Participating organisations included the Socialist Party and the Alliance for Green Socialism (standing under their own name), Alliance for Workers' Liberty, Socialist Unity Network (both standing as Socialist Unity) and the Democratic Socialist Alliance, whose candidates in 2005 were also members of the United Socialist Party. Many of these organisations were in the previous Socialist Alliance before they voted to support the established of the Respect Unity Coalition and dissolve the Socialist Alliance.

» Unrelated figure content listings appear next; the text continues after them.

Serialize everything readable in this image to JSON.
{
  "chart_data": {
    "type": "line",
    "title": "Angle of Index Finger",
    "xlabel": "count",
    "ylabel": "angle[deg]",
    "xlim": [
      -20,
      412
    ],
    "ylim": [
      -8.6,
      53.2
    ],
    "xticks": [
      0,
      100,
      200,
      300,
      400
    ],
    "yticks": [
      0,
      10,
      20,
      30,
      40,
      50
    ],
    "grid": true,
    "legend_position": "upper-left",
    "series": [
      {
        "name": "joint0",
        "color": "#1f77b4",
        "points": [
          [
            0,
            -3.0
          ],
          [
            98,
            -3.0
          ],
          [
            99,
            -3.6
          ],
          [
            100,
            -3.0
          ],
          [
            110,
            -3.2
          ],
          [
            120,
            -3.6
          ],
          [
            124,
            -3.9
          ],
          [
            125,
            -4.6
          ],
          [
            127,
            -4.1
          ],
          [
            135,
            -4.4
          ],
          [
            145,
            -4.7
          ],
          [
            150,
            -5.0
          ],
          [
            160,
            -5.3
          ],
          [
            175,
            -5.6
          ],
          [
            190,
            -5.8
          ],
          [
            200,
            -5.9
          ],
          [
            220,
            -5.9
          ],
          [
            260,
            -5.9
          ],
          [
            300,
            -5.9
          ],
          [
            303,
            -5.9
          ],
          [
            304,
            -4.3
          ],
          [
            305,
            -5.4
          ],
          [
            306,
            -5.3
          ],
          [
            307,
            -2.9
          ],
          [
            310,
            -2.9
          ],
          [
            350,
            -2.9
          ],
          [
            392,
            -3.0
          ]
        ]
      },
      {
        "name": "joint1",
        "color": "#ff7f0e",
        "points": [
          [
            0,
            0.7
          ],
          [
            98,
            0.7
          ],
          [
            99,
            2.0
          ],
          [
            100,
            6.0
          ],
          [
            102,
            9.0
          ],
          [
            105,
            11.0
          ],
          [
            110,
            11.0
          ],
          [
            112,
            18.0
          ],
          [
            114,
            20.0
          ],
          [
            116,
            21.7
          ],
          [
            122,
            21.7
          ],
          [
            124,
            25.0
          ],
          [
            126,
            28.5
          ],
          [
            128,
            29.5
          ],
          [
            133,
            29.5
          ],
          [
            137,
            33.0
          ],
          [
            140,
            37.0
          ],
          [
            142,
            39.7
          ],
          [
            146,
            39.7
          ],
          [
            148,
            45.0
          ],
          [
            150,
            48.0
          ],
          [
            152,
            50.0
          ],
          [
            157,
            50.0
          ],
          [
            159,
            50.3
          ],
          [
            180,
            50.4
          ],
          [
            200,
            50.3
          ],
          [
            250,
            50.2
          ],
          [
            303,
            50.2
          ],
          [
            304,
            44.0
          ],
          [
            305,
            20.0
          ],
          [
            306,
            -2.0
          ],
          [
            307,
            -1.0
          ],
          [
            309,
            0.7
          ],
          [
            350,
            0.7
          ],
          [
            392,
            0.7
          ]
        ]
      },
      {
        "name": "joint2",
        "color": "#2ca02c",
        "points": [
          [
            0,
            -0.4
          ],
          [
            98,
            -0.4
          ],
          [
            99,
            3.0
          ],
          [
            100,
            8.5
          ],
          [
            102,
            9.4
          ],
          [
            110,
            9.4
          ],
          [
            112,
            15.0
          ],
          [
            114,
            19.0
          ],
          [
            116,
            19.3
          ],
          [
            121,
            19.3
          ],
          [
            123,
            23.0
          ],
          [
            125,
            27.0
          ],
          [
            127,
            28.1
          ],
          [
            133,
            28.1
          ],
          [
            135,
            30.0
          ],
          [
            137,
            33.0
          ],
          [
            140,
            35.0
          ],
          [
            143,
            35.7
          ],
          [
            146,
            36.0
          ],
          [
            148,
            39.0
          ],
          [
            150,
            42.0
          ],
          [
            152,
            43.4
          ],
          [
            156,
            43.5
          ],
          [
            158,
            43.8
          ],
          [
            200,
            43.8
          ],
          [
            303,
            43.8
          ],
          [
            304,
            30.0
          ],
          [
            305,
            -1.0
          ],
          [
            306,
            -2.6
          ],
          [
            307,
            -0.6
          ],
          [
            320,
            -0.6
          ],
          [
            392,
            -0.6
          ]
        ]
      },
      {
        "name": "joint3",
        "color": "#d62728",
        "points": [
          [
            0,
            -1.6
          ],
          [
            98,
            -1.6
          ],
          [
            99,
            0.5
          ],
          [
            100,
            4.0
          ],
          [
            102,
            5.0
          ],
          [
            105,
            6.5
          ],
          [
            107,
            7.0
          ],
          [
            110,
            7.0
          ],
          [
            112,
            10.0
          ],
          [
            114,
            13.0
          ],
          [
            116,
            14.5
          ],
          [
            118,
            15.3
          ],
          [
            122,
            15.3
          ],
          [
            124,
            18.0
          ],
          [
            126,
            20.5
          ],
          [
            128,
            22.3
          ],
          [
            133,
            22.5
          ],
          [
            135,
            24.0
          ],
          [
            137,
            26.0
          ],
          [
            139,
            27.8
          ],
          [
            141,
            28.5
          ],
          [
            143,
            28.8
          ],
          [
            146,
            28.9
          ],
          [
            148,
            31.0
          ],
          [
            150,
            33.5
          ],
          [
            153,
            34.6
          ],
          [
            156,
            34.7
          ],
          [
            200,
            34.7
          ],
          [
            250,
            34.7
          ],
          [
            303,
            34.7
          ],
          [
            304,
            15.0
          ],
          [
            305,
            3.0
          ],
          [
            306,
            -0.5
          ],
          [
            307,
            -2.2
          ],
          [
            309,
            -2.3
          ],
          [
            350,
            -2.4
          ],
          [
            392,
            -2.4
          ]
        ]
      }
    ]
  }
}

All the SGUC member organisations campaigned on a common platform including calls for an end to privatisation, for defence of the welfare state, an end to poverty and for full employment. The SGUC also gave greater priority than most of its individual members to the question of the environment and building a sustainable economic system - largely due to the influence of the Alliance for Green Socialism.

==The 2005 elections==
The Socialist Party contested the 2005 election as Socialist Alternative in Bootle, Brighton Kemptown, Bristol North West, Cardiff South and Penarth, Coventry North East, Coventry South, Leicester West, Lewisham Deptford, Newcastle East and Wallsend, Sheffield Heeley, Stoke-on-Trent Central, Swansea West, Wakefield, Walthamstow, Wythenshawe and Sale East.

Coalition members stood against the Green Party in some constituencies (because the Green Party would not negotiate an electoral arrangement to avoid such clashes) but agreed not to compete with the Respect Coalition or the Scottish Socialist Party. It received over 12,000 in 2005 votes and did not come close to winning any seats and only succeeded in holding its deposit in one seat, Coventry North East, where its candidate was former Militant MP Dave Nellist.

===Candidates===
Socialist Alternative Party
- Birmingham Northfield: Louise Houldey (Soc Alt)
- Bootle: Peter Glover (Soc Alt)
- Brighton Kemptown: Phil Clarke (Soc Alt)
- Bristol North West: Graeme Jones (Soc Alt)
- Cardiff South & Penarth: Dave Bartlett (Soc Alt)
- Coventry North East: Dave Nellist (Soc Alt)
- Coventry North West: Nicola Downes (Soc Alt)
- Coventry South: Rob Windsor (Soc Alt)
- Leicester West: Steve Score (Soc Alt)
- Lewisham Deptford: Ian Page (Soc Alt)
- Newcastle upon Tyne East & Wallsend: William Hopwood (Soc Alt)
- Sheffield Heeley: Mark Dunnell (Soc Alt)
- Stoke-on-trent Central: Jim Cessford (Soc Alt)
- Swansea West: Robert Williams (Soc Alt)
- Wakefield: Mick Griffiths (Soc Alt)
- Walthamstow: Nancy Taaffe (Soc Alt)
- Wythenshawe & Sale East: Lynn Worthington (Soc Alt)
Alliance for Green Socialism:
- Brighton Pavilion: Tony Greenstein (Green Soc)
- Kensington & Chelsea: Eddie Adams (Green Soc)
- Leeds North East: Celia Foote (Green Soc)
- Leeds North West: Jeannie Sutton (Green Soc)
- Pontefract & Castleford: Bob Hague (Green Soc)
Democratic Socialist Alliance - People Before Profit
- Liverpool Wavertree: Paul Filby (Dem Soc All)
- Crawley: Robin Burnham (Dem Soc All)
Socialist Unity Network
- Nottingham East: Pete Ratcliff (Soc Unity)
- Swindon North: Andy Newman (Soc Unity)

==After 2005==
Following the election, the coalition agreed to remain in existence for future elections and to run a campaign in support of fair pensions. It stood candidates in the 2006 United Kingdom local elections.

==Disbanding==
The SGUC went into decline following the 2005 general election. As of January 2010, the Socialist Party's continuing membership of SGUC is unclear as they have allied themselves with the TUSC (Trade Unionist and Socialist Coalition) from which other SGUC members (notably the Alliance for Green Socialism) had withdrawn. The Alliance for Green Socialism stood candidates under their own name in 2010, 2015, 2017 and 2019 respectively.

This, and a lack of recent electoral activity, suggests that the SGUC has been dissolved.